Goal
We want to create events from the aggregations in order to leverage the aggregations in the PQL and MQA models. These events will have the following format for example: email_at_least_Y_active_days_last_30_days / account_at_least_10_active_users_last_60_days / email_log_in_at_least_5_times_last_30_days.
The goal is to identify a few key turning points in the customer journey. Those frequencies of user / account activities most associated with conversion will be found by running a frequency analysis.
Frequency analysis
Very often, the most active is a user or an account and the higher the correlation with conversion. Though this is true, this is not very actionable in a scoring model since a tiny part of the population can be considered very active. Then, how does the rest and majority of the population get differentiated?
What we want is actually to split the population you identify using metrics that best separate the people who are likely to convert and the ones who are not likely to convert.
The graphs below will help you identify the optimal number(s) of occurrences to monitor to best separate the people who are likely to convert and the ones who are not likely to convert, based on the aggregation you’ve selected. The recommendation will be to create an aggregated event(s) for those optimal number(s) of occurrences. Those will be the ones with the highest correlation strength factor.
More statistical explanations
As explained in the part above, the conversion rate is not the best metric to look at in order to perform this frequency analysis since it is highlighting the correlation with conversion without taking into account the coverage of this insight among the population. The phi score is an association score and the metric used in the graph below. You can think about it as a correlation strength.

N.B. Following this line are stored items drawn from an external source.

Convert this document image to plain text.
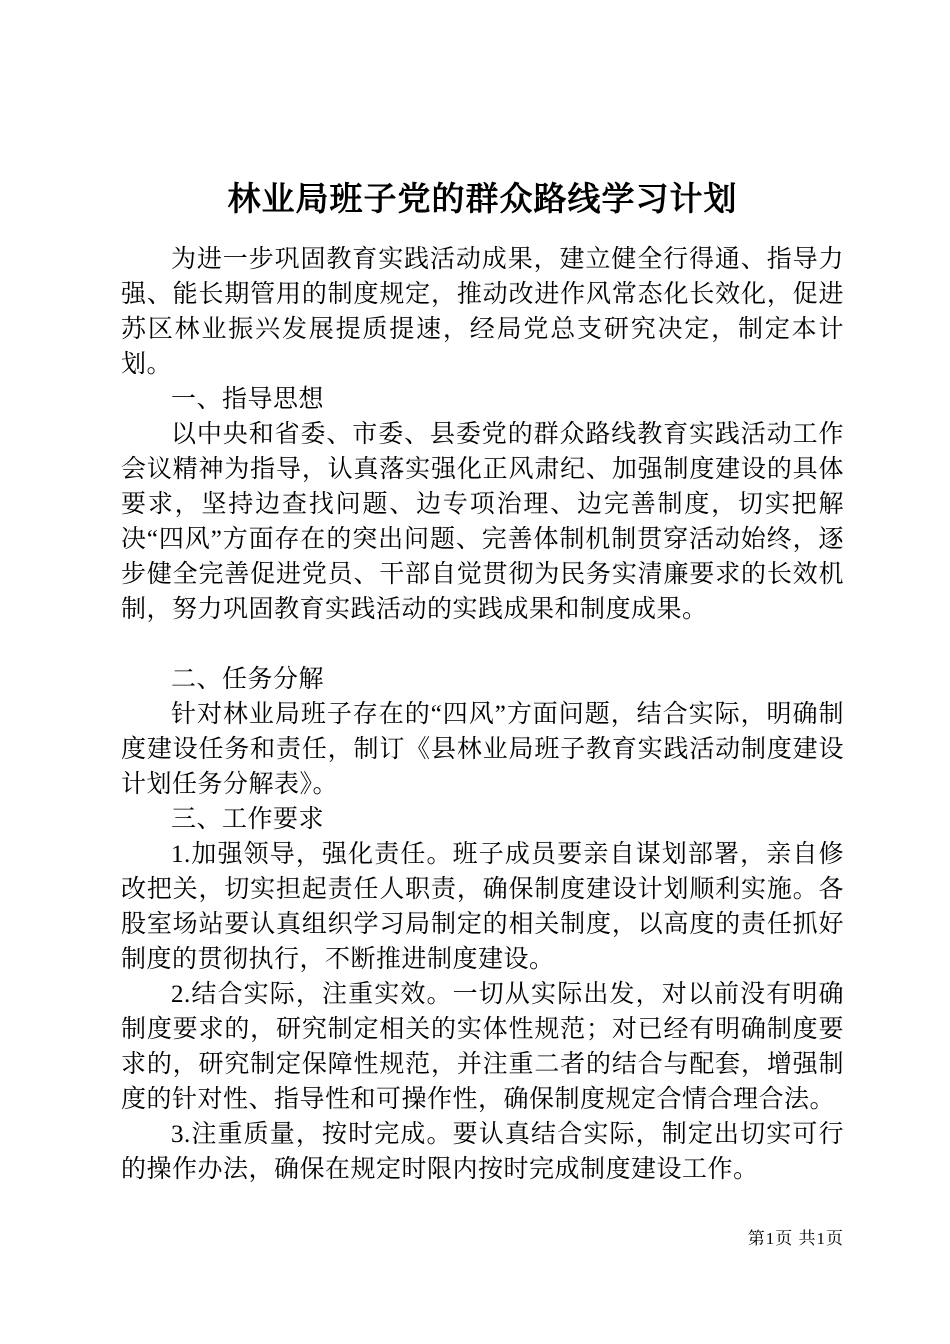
林业局班子党的群众路线学习计划

为进一步巩固教育实践活动成果，建立健全行得通、指导力强、能长期管用的制度规定，推动改进作风常态化长效化，促进苏区林业振兴发展提质提速，经局党总支研究决定，制定本计划。

一、指导思想

以中央和省委、市委、县委党的群众路线教育实践活动工作会议精神为指导，认真落实强化正风肃纪、加强制度建设的具体要求，坚持边查找问题、边专项治理、边完善制度，切实把解决“四风”方面存在的突出问题、完善体制机制贯穿活动始终，逐步健全完善促进党员、干部自觉贯彻为民务实清廉要求的长效机制，努力巩固教育实践活动的实践成果和制度成果。

二、任务分解

针对林业局班子存在的“四风”方面问题，结合实际，明确制度建设任务和责任，制订《县林业局班子教育实践活动制度建设计划任务分解表》。

三、工作要求

1.加强领导，强化责任。班子成员要亲自谋划部署，亲自修改把关，切实担起责任人职责，确保制度建设计划顺利实施。各股室场站要认真组织学习局制定的相关制度，以高度的责任抓好制度的贯彻执行，不断推进制度建设。

2.结合实际，注重实效。一切从实际出发，对以前没有明确制度要求的，研究制定相关的实体性规范；对已经有明确制度要求的，研究制定保障性规范，并注重二者的结合与配套，增强制度的针对性、指导性和可操作性，确保制度规定合情合理合法。

3.注重质量，按时完成。要认真结合实际，制定出切实可行的操作办法，确保在规定时限内按时完成制度建设工作。

第1页 共1页
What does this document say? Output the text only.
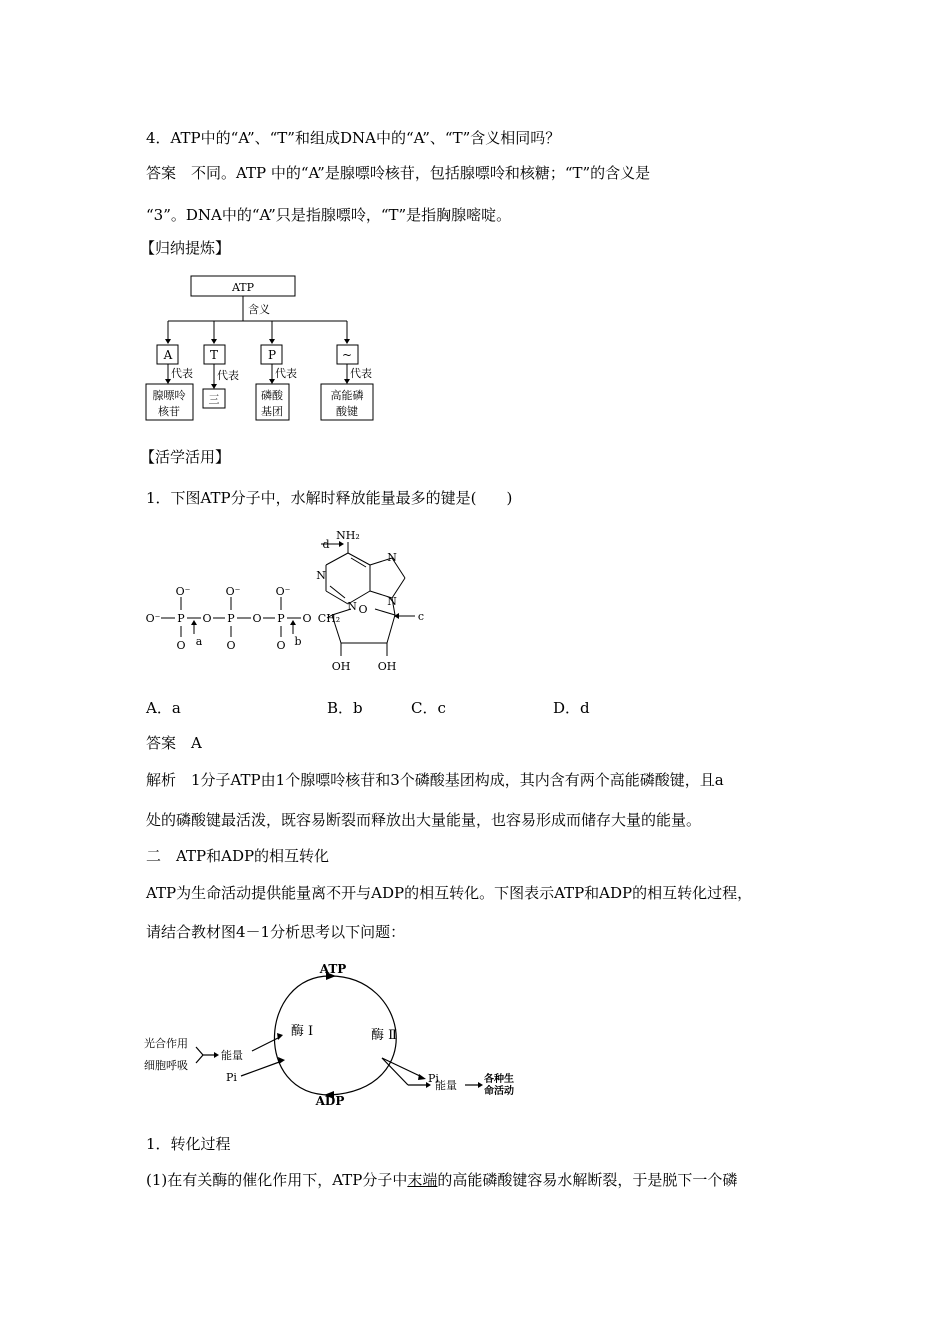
4．ATP中的“A”、“T”和组成DNA中的“A”、“T”含义相同吗？
答案　不同。ATP 中的“A”是腺嘌呤核苷，包括腺嘌呤和核糖；“T”的含义是
“3”。DNA中的“A”只是指腺嘌呤，“T”是指胸腺嘧啶。
【归纳提炼】
ATP
含义
A	T	P	~
代表 代表	代表	代表
腺嘌呤
核苷
三	磷酸
基团
高能磷
酸键
【活学活用】
1．下图ATP分子中，水解时释放能量最多的键是(　　)
NH₂
N
N
N
N
O
OH OH
O⁻ P O P O P O CH₂
O⁻	O⁻	O⁻
O	O	O
a	b
c
d
A．a	B．b	C．c	D．d
答案　A
解析　1分子ATP由1个腺嘌呤核苷和3个磷酸基团构成，其内含有两个高能磷酸键，且a
处的磷酸键最活泼，既容易断裂而释放出大量能量，也容易形成而储存大量的能量。
二　ATP和ADP的相互转化
ATP为生命活动提供能量离不开与ADP的相互转化。下图表示ATP和ADP的相互转化过程，
请结合教材图4－1分析思考以下问题：
ATP
ADP
酶 Ⅰ	酶 Ⅱ
光合作用
细胞呼吸
能量
Pi	Pi
能量	各种生
命活动
1．转化过程
(1)在有关酶的催化作用下，ATP分子中末端的高能磷酸键容易水解断裂，于是脱下一个磷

It ranges from −1 to +1, with negative numbers representing negative relationships, zero representing no relationship, and positive numbers representing positive relationships.
In the first case above, most people who did X converted. But not doing X does not imply you will not convert! The Phi score will be closed to 0.
In the second case above, most people who converted did X. But it does not mean that doing X implies you will convert. The Phi score will be closed to 0.
In the third case above, There is a strong correlation between doing X and converting. This is what we are looking for! The Phi score will be closed to 1.